Community manager Mike Minotti
As a console, the Wii U stunk. It’s main hook, the tablet controller, was a decent idea that Nintendo itself seemed uninterested in supporting. Remember when Mario Kart 8 just uses the tablet screen as a giant horn button? Or how Donkey Kong Country: Tropical Freeze turns the second display completely black?
Still, games are the Wii U’s only saving grace. The usual franchises came out strong. We got another great 3D Mario game in Super Mario 3D World (even if it wasn’t as good as Jeff thinks it is), the best Mario Kart and Super Smash Bros. games since the GameCube era, and even though an original Zelda entry isn’t coming to the system until next year (a release that is now an afterthought compared to the Switch version), that franchise has some great HD updates to The Wind Waker and Twilight Princess.
Oh, we also have that weird-yet-surprisingly-fun Zelda/Dynasty Warriors crossover via Hyrule Warriors.
Reporter Jeffrey Grubb
Gamers are going to remember the Wii U like the Dreamcast. I know you have doubts about that, Mike, but I think Nintendo’s worst home console still has some of the best games ever made.
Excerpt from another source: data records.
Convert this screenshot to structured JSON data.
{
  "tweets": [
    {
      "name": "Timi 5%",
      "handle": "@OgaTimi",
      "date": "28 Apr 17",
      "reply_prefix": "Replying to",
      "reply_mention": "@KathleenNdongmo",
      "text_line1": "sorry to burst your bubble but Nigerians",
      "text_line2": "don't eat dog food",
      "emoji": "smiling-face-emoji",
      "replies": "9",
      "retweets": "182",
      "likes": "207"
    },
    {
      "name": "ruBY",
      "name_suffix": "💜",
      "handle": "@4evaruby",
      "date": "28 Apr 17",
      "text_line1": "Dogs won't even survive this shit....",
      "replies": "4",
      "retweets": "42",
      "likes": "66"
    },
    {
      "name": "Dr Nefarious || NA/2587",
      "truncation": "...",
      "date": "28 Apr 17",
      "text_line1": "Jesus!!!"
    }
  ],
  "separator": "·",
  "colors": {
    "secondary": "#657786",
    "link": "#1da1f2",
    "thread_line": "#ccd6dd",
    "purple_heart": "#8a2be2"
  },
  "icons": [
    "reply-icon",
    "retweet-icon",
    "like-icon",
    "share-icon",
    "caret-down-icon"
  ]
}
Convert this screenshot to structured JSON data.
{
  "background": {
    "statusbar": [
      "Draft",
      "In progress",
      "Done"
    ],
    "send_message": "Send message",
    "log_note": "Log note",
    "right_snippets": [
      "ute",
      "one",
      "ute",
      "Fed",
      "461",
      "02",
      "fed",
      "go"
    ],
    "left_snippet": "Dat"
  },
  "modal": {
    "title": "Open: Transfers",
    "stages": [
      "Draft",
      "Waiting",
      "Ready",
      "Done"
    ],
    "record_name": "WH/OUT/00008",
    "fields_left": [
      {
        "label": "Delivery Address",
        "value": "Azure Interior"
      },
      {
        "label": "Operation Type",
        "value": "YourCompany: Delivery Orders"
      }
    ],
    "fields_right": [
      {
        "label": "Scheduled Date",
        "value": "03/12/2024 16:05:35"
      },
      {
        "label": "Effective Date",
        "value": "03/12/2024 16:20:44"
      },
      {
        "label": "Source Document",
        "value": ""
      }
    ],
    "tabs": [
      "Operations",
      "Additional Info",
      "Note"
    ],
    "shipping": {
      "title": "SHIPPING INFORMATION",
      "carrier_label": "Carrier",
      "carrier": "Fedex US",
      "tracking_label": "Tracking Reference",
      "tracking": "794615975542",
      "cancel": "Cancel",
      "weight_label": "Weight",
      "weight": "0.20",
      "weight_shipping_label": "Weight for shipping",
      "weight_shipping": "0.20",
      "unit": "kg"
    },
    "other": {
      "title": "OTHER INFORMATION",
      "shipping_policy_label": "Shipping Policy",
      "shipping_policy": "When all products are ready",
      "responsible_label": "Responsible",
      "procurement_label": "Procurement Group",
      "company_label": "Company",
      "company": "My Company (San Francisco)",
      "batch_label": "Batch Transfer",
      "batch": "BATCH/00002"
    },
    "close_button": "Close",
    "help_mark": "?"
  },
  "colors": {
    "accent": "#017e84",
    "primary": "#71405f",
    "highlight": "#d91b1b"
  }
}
Super Mario 3D World, Mario Kart, Smash Bros., and Pikmin are all in top form on the system. Then Splatoon comes along and shows that Nintendo can still do something new.
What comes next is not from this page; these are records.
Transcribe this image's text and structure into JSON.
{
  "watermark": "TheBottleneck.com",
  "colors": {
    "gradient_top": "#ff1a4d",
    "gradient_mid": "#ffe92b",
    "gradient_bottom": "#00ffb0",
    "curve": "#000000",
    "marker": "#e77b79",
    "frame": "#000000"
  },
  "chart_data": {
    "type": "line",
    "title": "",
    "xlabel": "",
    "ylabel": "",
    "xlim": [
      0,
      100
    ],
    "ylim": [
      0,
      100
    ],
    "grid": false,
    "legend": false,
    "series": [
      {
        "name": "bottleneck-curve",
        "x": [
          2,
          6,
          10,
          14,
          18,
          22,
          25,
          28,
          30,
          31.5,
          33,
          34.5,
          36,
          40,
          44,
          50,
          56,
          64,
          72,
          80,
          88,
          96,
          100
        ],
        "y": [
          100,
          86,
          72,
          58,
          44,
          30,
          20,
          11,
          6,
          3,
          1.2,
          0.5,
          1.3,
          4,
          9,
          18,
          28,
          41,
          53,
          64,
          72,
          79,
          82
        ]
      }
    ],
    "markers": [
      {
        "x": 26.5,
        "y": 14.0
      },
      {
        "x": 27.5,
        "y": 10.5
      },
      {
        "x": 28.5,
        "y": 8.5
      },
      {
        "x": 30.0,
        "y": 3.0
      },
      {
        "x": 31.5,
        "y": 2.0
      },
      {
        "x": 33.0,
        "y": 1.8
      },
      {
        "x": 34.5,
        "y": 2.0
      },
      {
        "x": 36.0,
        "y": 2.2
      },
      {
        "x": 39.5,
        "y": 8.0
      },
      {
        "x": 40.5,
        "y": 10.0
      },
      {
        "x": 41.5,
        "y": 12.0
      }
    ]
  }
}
At the same time, the Wii U is clearly Nintendo’s worst home console. And that’s due to the reasons you mentioned, Mike. The tablet is a terrible gimmick. The system looks and feels old and cheap compared to products from Apple and Microsoft. And that Wii U name — oof, what a terrible idea.
But I think the true legacy of the Wii U is that it forced Nintendo to learn some lessons it thought it could ignore. The house of Mario has always claimed that it isn’t really competing against Microsoft or Sony because it’s doing its own thing. But the Wii U failed because consumers were comparing it to the iPad or the Xbox 360. I think Nintendo will come out of the Wii U with renewed sense of perspective about what it takes to compete.
So, while the Wii U’s whole tablet thing never really worked out, it does leave behind two legacies. The first is its excellent library of first-party Nintendo games, including Super Mario Maker and Splatoon. The other legacy is Nintendo’s next system, Switch. While the Wii U didn’t make an impact in the gaming market, Nintendo could use the lessons it learned from the failed console to create a hit.
And if it doesn’t, the Switch may have an even worse legacy than the Wii U: That of Nintendo’s last console.